Рудольф принадлежал к тому поколению, которое не только получило преимущества от «нового балета» Фокина (его небалетная пластичность, навеянная Айседорой Дункан, легла в основу учения Вагановой), но было также знакомо с более радикальными подходами к хореографии. Еще больше противоречащий классике и во многом экспериментальный «Послеполуденный отдых фавна» Нижинского 1912 г. был поистине архаическим; его смысл сводился к суровым, ритуальным формам. Это был модернизм в его самом бескомпромиссном виде – «революция в балете», как выразился Рудольф, – а также полное отрицание виртуозности и личностности Императорского балета. В то же время, помня еще со времен Уфы, что Петипа – «король балетов», Рудольф по-прежнему считал классику Мариинки своим истинным наследием. Ему казалось, что отдельные произведения следует сохранять, но не бальзамировать, ведь за сто лет техника танцовщиков и их физические данные так резко изменились!
«Например, у них были длинные пачки и длинные низкие арабески… и у них были красивые руки, и прически, и украшения, и им не нужно было так много танцевать, исполнять столько па. [Потом] они стали стройнее, и… пришлось менять и балет, и хореографию – на самом деле хореографию нет, – но способ исполнения па, чтобы оживить их, а пантомима и все остальное прояснялось и обновлялось от поколения к поколению».
Такой же подход характерен для Дягилева. В 1921 г. он поручил Николаю Сергееву поставить для своей антрепризной труппы «Спящую красавицу». Одни номера импресарио взял из разных балетов Петипа, а другие велел поставить заново, сохранив, однако, основной стиль и элементы мастера. Рудольф восхищался Эриком за то, что тот позволял себе такие же вольности с репертуаром Бурнонвиля, внося изменения, которые о многом говорили современной публике. «Я просто черпаю из оригинального источника, где, как мне кажется, есть жизнь», – объяснял Эрик. Однако в английском классическом репертуаре Рудольф не видел такого прогресса. «Они очень довольны тем, что у них есть этот труп, – они думают, что он еще долго продержится, но это не так».

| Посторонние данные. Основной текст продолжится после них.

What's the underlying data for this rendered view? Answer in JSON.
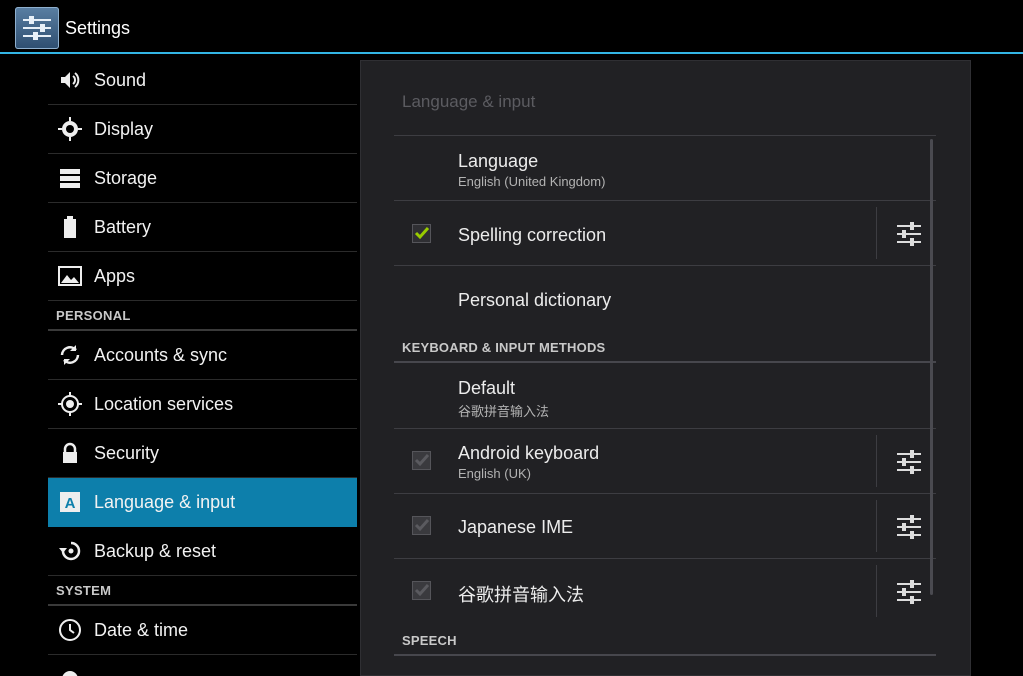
{
  "app": {
    "title": "Settings"
  },
  "sidebar": {
    "items_top": [
      {
        "label": "Sound",
        "icon": "speaker-icon"
      },
      {
        "label": "Display",
        "icon": "brightness-icon"
      },
      {
        "label": "Storage",
        "icon": "storage-icon"
      },
      {
        "label": "Battery",
        "icon": "battery-icon"
      },
      {
        "label": "Apps",
        "icon": "apps-icon"
      }
    ],
    "personal_header": "PERSONAL",
    "items_personal": [
      {
        "label": "Accounts & sync",
        "icon": "sync-icon"
      },
      {
        "label": "Location services",
        "icon": "location-icon"
      },
      {
        "label": "Security",
        "icon": "lock-icon"
      },
      {
        "label": "Language & input",
        "icon": "language-icon",
        "selected": true
      },
      {
        "label": "Backup & reset",
        "icon": "backup-icon"
      }
    ],
    "system_header": "SYSTEM",
    "items_system": [
      {
        "label": "Date & time",
        "icon": "clock-icon"
      }
    ]
  },
  "panel": {
    "title": "Language & input",
    "language": {
      "title": "Language",
      "summary": "English (United Kingdom)"
    },
    "spelling": {
      "title": "Spelling correction",
      "checked": true
    },
    "dictionary": {
      "title": "Personal dictionary"
    },
    "keyboard_section": "KEYBOARD & INPUT METHODS",
    "default": {
      "title": "Default",
      "summary": "谷歌拼音输入法"
    },
    "android_keyboard": {
      "title": "Android keyboard",
      "summary": "English (UK)",
      "checked": true
    },
    "japanese_ime": {
      "title": "Japanese IME",
      "checked": true
    },
    "google_pinyin": {
      "title": "谷歌拼音输入法",
      "checked": true
    },
    "speech_section": "SPEECH"
  },
  "colors": {
    "accent": "#33b5e5",
    "selected": "#0d7fab",
    "check": "#99cc00"
  }
}
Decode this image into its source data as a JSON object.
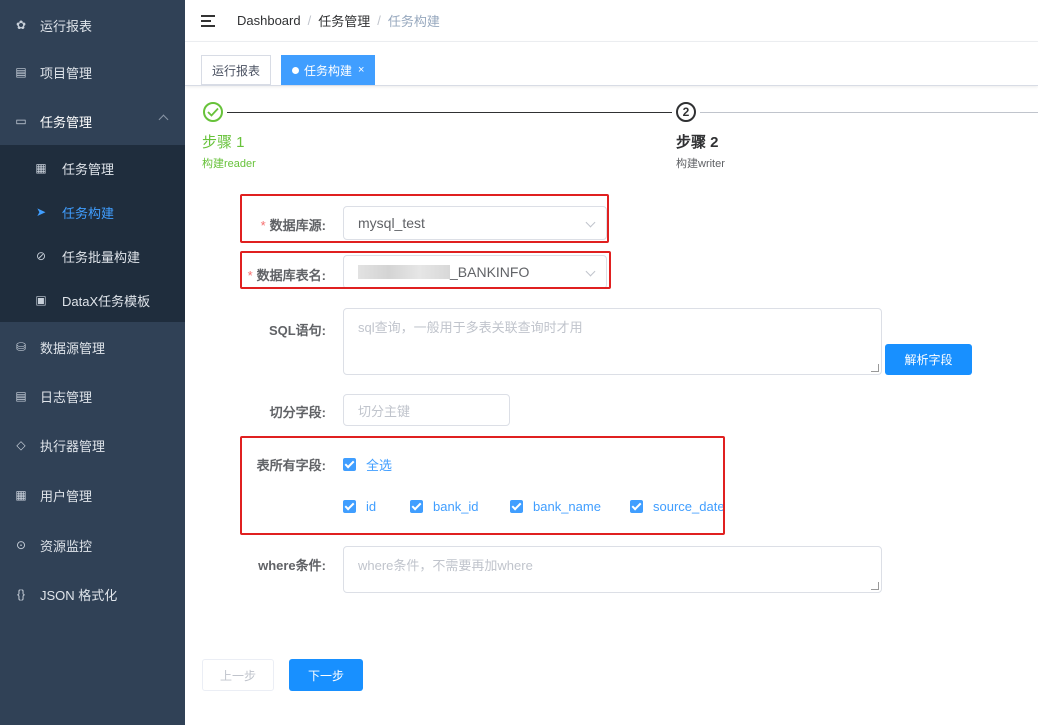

Он решил: если он и выйдет на сцену Ковент-Гардена в «Лебедином», он внесет в балет существенные коррективы. И хотя его неподдельно впечатлила Одетта-Одиллия в исполнении Марго, он не собирался оставаться в стороне в то время, пока она при помощи жалобной пантомимы рассказывает свою историю. «Я пришел к ней и сказал: «Конечно, ты была так красива и… так хорошо исполняла пантомиму, но я не находил места для себя. Я не могу участвовать в спектакле. Я его уничтожу». Глядя ему прямо в глаза, Марго дружелюбно ответила: «Только попробуй!»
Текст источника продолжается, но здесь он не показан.